Già la scelta di imparare una lingua, con lo sforzo che implica, come chiave per entrare nella realtà di un Paese mi pare ottima e nella direzione indicata da de Botton.
Posso immaginare inoltre che a chi piace molto l’Italia, dopo la prima volta in cui l’avrà girata più o meno velocemente per farsene un’idea generale, venga il desiderio di tornarci, ma questa volta per coglierne aspetti più autentici, per avvicinarcisi di più.
Penso anche a quella comunità di stranieri che per motivi di studio o di lavoro soggiornano a Firenze per mesi o per anni, per cui però non è facile non dico integrarsi nella vita fiorentina, ma nemmeno mescolarcisi un po’; rischiano sempre di rimanere piuttosto chiusi nel loro mondo di expat o simili, come a volte è successo anche a me quando ho studiato all’estero.

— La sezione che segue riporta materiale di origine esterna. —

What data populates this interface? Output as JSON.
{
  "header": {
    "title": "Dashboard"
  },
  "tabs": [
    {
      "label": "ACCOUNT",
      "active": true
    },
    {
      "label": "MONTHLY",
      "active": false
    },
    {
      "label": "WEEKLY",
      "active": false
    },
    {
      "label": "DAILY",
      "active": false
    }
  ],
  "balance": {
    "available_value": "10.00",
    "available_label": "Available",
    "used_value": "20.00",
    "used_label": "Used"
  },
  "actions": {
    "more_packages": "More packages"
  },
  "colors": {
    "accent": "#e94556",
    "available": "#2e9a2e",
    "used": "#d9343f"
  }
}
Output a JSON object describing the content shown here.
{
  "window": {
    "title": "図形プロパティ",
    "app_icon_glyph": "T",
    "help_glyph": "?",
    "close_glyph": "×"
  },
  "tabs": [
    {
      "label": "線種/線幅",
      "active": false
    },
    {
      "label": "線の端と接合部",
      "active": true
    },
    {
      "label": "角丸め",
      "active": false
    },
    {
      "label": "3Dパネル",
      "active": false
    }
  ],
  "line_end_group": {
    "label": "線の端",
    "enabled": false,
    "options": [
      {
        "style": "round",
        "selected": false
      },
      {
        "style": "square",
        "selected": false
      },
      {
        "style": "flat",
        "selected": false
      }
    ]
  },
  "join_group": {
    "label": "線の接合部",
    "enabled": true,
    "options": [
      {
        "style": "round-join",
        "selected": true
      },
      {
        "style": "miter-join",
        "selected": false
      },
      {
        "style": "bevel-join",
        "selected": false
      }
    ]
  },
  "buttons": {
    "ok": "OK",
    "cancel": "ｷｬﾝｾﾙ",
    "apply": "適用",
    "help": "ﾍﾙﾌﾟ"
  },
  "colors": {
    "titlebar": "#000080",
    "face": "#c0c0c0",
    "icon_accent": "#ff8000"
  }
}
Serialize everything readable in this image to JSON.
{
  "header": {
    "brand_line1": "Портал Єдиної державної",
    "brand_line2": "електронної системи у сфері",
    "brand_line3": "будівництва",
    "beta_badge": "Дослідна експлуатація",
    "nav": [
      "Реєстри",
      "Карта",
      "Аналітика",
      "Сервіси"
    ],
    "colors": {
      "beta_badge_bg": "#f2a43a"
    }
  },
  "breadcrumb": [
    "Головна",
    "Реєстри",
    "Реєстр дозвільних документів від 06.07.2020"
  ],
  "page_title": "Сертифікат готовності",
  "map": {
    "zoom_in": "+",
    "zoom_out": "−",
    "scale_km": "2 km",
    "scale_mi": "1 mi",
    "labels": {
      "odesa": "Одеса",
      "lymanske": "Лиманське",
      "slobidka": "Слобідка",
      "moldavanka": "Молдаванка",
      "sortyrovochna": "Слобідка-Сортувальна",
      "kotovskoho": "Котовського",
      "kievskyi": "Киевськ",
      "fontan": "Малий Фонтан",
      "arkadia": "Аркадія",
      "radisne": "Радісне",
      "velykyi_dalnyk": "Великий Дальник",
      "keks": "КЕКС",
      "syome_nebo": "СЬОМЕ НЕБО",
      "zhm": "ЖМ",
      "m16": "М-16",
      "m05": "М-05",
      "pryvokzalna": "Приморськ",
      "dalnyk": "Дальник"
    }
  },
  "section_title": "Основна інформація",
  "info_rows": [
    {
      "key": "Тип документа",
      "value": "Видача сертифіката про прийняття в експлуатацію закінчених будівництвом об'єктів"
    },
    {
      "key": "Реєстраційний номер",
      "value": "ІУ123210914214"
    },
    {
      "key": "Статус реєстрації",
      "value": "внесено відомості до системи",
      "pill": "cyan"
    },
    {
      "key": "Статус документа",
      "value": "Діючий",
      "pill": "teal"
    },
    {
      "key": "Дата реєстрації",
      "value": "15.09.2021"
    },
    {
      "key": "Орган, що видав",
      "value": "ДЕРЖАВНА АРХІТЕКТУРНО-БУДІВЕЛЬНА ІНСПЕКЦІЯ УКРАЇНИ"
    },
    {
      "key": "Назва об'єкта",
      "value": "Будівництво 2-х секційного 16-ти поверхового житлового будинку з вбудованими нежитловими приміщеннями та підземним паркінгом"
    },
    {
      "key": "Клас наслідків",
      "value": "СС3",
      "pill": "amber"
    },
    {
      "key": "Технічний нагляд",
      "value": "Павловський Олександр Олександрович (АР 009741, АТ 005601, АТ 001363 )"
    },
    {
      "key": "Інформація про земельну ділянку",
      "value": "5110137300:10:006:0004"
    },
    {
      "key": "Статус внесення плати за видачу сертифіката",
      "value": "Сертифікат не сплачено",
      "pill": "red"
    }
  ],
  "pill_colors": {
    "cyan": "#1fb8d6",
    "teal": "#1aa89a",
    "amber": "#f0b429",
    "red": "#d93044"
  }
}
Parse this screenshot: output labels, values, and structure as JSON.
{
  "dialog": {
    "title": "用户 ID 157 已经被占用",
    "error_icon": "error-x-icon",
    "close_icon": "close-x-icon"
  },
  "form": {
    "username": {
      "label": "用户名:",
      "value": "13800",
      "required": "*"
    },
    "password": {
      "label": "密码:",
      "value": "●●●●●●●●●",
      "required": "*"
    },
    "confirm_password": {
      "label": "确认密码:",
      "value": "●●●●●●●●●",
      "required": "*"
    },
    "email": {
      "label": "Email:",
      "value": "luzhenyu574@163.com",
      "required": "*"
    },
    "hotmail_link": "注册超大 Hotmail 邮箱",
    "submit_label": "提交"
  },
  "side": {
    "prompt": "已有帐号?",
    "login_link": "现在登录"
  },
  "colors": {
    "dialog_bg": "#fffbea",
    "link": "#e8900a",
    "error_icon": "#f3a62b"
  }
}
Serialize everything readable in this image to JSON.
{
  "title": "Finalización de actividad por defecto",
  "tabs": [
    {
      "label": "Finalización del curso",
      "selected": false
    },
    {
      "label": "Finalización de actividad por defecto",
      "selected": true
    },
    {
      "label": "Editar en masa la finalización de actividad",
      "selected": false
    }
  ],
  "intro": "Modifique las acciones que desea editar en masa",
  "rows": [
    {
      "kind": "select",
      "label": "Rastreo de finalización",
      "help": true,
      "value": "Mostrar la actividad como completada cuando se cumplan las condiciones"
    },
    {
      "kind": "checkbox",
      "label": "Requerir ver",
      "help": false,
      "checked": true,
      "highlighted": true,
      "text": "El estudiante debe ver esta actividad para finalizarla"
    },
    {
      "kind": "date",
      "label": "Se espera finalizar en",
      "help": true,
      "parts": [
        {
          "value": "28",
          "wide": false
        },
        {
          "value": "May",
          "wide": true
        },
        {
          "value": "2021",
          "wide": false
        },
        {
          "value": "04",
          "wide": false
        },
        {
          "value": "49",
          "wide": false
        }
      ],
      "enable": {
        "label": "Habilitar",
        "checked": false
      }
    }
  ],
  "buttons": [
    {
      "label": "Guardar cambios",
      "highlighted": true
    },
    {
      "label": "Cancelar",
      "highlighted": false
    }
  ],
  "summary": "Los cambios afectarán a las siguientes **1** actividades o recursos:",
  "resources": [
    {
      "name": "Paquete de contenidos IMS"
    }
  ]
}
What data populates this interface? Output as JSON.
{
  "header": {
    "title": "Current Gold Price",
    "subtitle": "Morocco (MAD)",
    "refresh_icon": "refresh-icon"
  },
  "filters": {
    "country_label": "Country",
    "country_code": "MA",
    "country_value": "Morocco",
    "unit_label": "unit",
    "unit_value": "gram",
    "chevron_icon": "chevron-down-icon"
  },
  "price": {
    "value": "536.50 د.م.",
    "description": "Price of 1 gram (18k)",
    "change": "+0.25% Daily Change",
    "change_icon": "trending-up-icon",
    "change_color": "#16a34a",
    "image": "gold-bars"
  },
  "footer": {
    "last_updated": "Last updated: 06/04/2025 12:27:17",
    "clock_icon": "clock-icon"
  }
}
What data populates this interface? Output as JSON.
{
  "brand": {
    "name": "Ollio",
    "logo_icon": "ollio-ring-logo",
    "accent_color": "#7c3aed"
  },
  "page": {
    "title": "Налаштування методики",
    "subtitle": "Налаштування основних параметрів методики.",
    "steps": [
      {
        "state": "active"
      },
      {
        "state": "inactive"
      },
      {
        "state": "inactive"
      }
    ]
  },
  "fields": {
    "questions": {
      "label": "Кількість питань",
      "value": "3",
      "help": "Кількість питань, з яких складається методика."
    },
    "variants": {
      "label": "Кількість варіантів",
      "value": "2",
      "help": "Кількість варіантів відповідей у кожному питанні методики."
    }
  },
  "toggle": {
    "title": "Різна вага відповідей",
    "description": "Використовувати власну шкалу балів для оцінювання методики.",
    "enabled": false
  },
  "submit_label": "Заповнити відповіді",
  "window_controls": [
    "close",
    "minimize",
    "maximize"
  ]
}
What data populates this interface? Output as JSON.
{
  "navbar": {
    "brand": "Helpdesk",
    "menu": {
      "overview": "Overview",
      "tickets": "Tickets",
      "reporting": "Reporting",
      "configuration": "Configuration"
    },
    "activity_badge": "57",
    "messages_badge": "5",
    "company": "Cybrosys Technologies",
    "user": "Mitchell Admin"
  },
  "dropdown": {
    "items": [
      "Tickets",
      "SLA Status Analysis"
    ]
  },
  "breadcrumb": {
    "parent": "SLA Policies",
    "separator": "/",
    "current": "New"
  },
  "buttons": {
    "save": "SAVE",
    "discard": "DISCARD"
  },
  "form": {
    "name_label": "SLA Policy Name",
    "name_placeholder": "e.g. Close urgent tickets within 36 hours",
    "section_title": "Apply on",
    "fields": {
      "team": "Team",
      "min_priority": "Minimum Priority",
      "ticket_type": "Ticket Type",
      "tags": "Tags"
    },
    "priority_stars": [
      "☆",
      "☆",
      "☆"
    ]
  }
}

Da parte nostra, che operiamo in questo settore, devono aumentare le offerte che vanno nella direzione di un impatto sostenibile del turismo: piccoli o piccolissimi gruppi, la cui fruizione della città, di tutto quello che può offrire dal punto di vista enogastronomico, culturale, paesaggistico, si mescola con la sana, naturale fruizione dei suoi cittadini.
Un turismo di qualità, che non è affatto sinonimo di turismo esclusivo, per ricchi, porterà moltissimi benefici ai viaggiatori e ai fiorentini, anche al di sopra delle più rosee aspettative che possiamo avere.